Big Data Job Examples

author
Talend Documentation Team
EnrichVersion
7.0
EnrichProdName
Talend Big Data
Talend Big Data Platform
Talend Data Fabric
Talend Open Studio for Big Data
Talend Real-Time Big Data Platform
task
Design and Development > Designing Jobs
Design and Development > Designing Jobs > Hadoop distributions
Design and Development > Designing Jobs > Job Frameworks > Standard
EnrichPlatform
Talend Studio
In this step, we will configure the second Job, B_HCatalog_Load, to upload the access log file to the Hadoop system.

Procedure

  1. Double-click the tApacheLogInput component to open its Basic settings view, and specify the path to the access log file to be uploaded in the File Name field.

    In this example, we store the log file access_log in the directory C:/Talend/BigData.

  2. Double-click the tFilterRow component to open its Basic settings view.
  3. From the Logical operator used to combine conditions list box, select AND.
  4. Click the [+] button to add a line in the Filter configuration table, and set filter parameters to send records that contain the code of "301" to the Reject flow and pass the rest records on to the Filter flow:
    1. In the InputColumn field, select the code column of the schema.
    2. In the Operator field, select Not equal to.
    3. In the Value field, enter 301.
  5. Double-click the tHCatalogOutput component to open its Basic settings view.
  6. Click the Property Type list box and select Repository, and then click the [...] button to open the [Repository Content] dialog box to use a centralized HCatalog connection.
  7. Select the HCatalog connection defined for connecting to the HCatalog database and click OK.

    All the connection details are automatically filled in the respective fields.
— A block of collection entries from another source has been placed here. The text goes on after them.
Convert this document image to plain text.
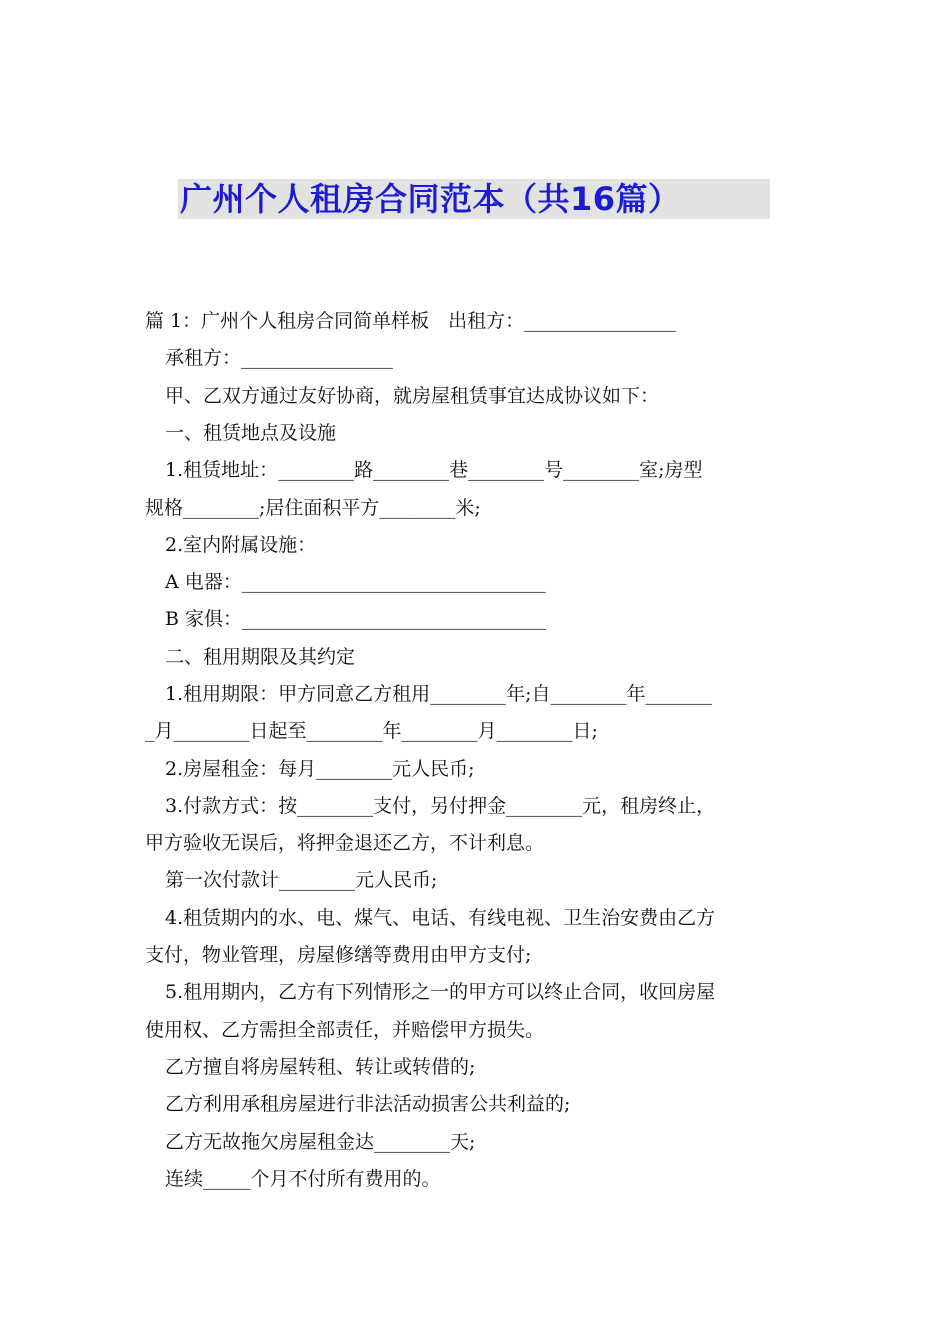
广州个人租房合同范本（共16篇）
篇 1：广州个人租房合同简单样板　出租方：________________
承租方：________________
甲、乙双方通过友好协商，就房屋租赁事宜达成协议如下：
一、租赁地点及设施
1.租赁地址：________路________巷________号________室;房型
规格________;居住面积平方________米;
2.室内附属设施：
A 电器：________________________________
B 家俱：________________________________
二、租用期限及其约定
1.租用期限：甲方同意乙方租用________年;自________年_______
_月________日起至________年________月________日;
2.房屋租金：每月________元人民币;
3.付款方式：按________支付，另付押金________元，租房终止，
甲方验收无误后，将押金退还乙方，不计利息。
第一次付款计________元人民币;
4.租赁期内的水、电、煤气、电话、有线电视、卫生治安费由乙方
支付，物业管理，房屋修缮等费用由甲方支付;
5.租用期内，乙方有下列情形之一的甲方可以终止合同，收回房屋
使用权、乙方需担全部责任，并赔偿甲方损失。
乙方擅自将房屋转租、转让或转借的;
乙方利用承租房屋进行非法活动损害公共利益的;
乙方无故拖欠房屋租金达________天;
连续_____个月不付所有费用的。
  8. Click the [...] button to verify that the schema has been properly propagated from the preceding component. If needed, click Sync columns to retrieve the schema.
  9. From the Action list, select Create to create the file or Overwrite if the file already exists.
  10. In the Partition field, enter the partition name-value pair between double quotation marks, ipaddresses='192.168.1.15' in this example.
  11. In the File location field, enter the path where the data will be save, /user/hdp/weblog/access_log in this example.
  12. Double-click the tLogRow component to open its Basic settings view, and select the Vertical option to display each row of the output content in a list for better readability.
  13. Upon completion of the component settings, press Ctrl+S to save your Job configurations.